Let me break the news to those who haven’t awakened yet to the terrible reality of politics. There is no Left or Right anymore. There is just the craven lust for power and to keep the globalists happy in their bid to create a New World Order. By the way, this vision of a Utopian world may not include you or I, unless we make a heap of money rather quickly.
Of course, the Left Wing Parties will still campaign on the pitch that they’ll raise taxes so that us little folk will get looked after but after they’re elected the bundle made out of increased taxes won’t trickle down to us but will be squandered on incompetence, stupid decisions, and their campaign to be re-elected. Or have I missed something?
The Right-Wing Parties will run on a campaign of strength (usually meaning starting a new war somewhere and raining bombs on ordinary people like us who have no idea what the fuck is happening), business acumen, cut taxes (so us poor people have more money in our pockets for luxury items like bread), and will then proceed to squander money on incompetence, stupid decisions, and their campaign to be re-elected. Sadly, I haven’t missed anything.
My dad was a staunch Labour man all his life and was so far to the left he may as well have been a Communist. He had an intense dislike for bosses, police, the Royal Family, priests, June Allyson, Prime Minister Menzies and anyone he thought was a “big hat, no horse.”
After several drinks he’d want to start a petition to have a statue erected to Ned Kelly. Dad had lived a tough life losing his mother at the age of two and then being given up, with his two brothers, to relatives to bring up. He’d been denied much in his life including parental love and struggled all his days to show the great love he felt to those he cared about most.
I don’t think he’d have much time for the Chardonnay sipping new age Left Wingers. But that was him. And it was a different world. A slower, simpler place where people, if you were any good, did the right thing regardless of the cost.
But politics, nowadays, is mostly a game. The system rarely throws up someone who stands for anything other than getting elected, and if it does, that naively principled person will either be crushed under the wheels of the machine or stabbed in the back by colleagues eager for the spotlight. And therein lies the problem. The ego. Candidates want the top job for the wrong reason. General Ulysses Grant was a shy man who drank excessively not only to go into battle but in order to face people. To him, becoming
President was his worst nightmare. But within days of winning the Civil War (there’s an irony in those words), his leader, President Lincoln, was slain and Grant knew that unless he ran for President everything that they had achieved in that long and bloody war would be undone. So, Grant sought the position not out of ego or a lust for power but out of a sense of duty to benefit the country he loved. People like this don’t come along often but history does have a habit of producing them at the right time.
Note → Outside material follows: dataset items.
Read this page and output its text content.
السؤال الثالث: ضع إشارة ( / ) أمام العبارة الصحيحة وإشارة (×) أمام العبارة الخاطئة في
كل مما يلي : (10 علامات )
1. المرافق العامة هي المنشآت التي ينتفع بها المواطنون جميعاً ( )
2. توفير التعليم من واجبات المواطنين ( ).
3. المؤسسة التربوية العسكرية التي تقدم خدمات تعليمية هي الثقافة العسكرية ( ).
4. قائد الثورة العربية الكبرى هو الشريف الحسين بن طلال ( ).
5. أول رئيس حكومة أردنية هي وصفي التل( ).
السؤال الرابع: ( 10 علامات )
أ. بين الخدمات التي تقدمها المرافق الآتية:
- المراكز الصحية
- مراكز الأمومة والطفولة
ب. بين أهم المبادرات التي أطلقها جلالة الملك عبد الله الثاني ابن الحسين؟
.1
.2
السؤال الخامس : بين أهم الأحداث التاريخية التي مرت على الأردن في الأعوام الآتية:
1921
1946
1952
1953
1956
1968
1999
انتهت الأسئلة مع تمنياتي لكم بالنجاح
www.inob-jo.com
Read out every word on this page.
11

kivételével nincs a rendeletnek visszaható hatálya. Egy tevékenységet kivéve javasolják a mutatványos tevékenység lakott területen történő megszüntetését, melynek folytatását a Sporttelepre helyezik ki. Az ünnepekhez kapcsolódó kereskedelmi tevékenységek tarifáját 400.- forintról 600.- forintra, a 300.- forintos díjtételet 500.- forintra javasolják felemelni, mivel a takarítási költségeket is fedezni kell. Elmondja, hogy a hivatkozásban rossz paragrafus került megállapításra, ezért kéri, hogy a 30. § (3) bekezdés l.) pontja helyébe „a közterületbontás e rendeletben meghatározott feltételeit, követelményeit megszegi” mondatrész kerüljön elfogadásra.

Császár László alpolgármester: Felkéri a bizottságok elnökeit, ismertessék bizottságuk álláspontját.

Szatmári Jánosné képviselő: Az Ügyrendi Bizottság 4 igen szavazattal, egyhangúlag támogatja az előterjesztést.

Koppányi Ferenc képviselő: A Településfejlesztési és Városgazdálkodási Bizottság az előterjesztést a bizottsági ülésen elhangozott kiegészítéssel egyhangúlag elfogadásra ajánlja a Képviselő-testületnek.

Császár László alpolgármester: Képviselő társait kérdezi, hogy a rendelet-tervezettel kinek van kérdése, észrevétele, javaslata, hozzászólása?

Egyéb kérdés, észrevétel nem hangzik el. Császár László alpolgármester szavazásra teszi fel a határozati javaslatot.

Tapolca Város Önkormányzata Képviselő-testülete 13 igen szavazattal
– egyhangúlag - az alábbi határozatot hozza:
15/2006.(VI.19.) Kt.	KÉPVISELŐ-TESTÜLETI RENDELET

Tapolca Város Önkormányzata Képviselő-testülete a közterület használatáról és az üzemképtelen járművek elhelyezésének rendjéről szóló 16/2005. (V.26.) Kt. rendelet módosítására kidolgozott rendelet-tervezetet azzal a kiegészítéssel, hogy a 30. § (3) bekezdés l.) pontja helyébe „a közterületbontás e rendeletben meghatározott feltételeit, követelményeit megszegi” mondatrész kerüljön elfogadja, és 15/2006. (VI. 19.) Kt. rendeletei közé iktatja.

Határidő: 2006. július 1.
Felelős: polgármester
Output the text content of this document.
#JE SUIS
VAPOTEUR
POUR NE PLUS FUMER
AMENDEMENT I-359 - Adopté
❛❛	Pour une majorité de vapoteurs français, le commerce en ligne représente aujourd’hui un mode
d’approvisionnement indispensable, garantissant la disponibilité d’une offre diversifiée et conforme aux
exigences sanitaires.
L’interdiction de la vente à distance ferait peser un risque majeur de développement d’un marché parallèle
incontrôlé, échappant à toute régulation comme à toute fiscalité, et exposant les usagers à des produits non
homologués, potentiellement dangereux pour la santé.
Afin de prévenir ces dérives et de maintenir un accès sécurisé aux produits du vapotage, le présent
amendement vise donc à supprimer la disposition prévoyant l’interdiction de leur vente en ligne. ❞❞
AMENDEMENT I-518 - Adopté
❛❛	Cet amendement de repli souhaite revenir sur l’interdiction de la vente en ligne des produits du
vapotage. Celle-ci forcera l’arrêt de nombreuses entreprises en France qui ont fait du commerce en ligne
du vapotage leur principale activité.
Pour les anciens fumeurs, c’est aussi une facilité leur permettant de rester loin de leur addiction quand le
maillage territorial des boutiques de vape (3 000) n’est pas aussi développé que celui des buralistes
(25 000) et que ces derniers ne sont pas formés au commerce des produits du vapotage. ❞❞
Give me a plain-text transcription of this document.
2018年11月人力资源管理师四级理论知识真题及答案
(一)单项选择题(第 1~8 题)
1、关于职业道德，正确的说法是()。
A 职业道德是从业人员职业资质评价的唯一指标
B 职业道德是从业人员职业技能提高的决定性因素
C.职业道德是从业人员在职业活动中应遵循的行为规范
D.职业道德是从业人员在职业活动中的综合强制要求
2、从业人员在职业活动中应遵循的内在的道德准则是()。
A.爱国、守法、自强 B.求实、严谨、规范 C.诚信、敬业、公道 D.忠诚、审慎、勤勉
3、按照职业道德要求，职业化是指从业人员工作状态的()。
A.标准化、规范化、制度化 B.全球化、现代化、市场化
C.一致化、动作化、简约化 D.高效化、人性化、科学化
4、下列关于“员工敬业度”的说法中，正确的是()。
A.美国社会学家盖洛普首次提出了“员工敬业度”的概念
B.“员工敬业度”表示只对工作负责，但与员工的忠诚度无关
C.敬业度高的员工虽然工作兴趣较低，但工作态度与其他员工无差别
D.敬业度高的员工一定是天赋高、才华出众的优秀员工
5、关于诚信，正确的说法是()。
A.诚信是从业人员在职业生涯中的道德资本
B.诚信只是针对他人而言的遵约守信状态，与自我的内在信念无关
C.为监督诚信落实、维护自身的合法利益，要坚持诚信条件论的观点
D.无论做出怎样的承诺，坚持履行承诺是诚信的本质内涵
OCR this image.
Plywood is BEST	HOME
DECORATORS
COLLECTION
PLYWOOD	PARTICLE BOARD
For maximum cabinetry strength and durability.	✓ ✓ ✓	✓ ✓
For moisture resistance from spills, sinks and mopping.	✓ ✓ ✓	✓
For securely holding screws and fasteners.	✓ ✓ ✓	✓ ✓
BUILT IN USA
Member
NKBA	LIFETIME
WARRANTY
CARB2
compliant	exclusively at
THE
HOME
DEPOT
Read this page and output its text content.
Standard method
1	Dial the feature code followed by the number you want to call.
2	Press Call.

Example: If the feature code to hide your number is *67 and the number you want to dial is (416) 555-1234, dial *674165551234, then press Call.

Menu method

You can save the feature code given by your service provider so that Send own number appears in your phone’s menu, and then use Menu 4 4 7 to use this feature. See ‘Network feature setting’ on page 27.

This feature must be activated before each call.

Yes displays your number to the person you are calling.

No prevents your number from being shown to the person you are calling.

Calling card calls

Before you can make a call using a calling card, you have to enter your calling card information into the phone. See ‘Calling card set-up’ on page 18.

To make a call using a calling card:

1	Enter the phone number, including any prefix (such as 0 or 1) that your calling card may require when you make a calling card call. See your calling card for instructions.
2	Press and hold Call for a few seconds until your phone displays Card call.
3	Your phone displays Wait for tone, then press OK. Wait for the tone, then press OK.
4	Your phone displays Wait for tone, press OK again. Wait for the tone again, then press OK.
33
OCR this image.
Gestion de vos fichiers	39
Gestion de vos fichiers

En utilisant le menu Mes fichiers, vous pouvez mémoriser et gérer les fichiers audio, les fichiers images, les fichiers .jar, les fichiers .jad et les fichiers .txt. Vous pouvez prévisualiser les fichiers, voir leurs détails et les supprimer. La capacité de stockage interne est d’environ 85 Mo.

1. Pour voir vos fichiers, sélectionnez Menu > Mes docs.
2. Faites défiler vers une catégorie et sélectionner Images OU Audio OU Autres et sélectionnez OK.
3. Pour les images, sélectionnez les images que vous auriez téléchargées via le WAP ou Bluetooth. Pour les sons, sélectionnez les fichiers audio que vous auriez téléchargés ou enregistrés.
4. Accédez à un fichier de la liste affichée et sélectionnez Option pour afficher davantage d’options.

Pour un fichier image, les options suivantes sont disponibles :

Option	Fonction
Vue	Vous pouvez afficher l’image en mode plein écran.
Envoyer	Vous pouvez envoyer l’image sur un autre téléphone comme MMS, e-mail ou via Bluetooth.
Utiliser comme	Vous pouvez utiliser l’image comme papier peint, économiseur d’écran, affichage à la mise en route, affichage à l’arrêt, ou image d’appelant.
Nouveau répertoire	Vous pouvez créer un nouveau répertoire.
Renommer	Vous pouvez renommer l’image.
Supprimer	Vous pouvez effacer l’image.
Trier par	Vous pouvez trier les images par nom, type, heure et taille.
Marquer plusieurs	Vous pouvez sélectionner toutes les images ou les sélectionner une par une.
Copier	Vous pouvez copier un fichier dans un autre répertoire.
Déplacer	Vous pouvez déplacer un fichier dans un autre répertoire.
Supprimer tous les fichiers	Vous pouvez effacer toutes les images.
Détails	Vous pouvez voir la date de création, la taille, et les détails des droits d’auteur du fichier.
I have met many politicians in Australia and Los Angeles in my time and save for a few good people, most of them were elitist phony snobs pretending to have a purpose in life. Having spent most of my years in the theatre I can judge a performance when I see one. This great disappointment has made me totally apolitical. I am not a card carrying member of any political organisation so I am not shackled by party lines and rooting for “our” designated leader as if it were a football game. My party isn’t officially registered. It is the Party of Common Sense. But no one is hated more these days than a free thinker. People have to categorise you. Put you in a convenient box and tick it. Sometimes I agree with the Left, sometimes I agree with the Right. It depends on what the issue is and what the arguments are. And when you think about it it’s the free thinkers that actually elect the government. The swinging voters, as they call them.
So at this time with all the problems facing our world I would implore voters to ignore the smear campaign ads, the dirt (whom amongst us can throw the first stone?), and all the manipulative side tracking issues they throw up to take our attention away from the real questions, like, “What are your policies?” “What are you going to do differently that you haven’t already done to disastrous effect?” “What are your plans to get people back to work?” and, if the heavenly powers above have stated that one must attempt to help one’s neighbours, “What are you going to do to ease the struggle of the aged and the unwell amongst us?”
Then take a good long look into their eyes and back your instinct on who, if any, are sincere and true.
After that, God bless us all and lead us not into the valley of darkness. Amen.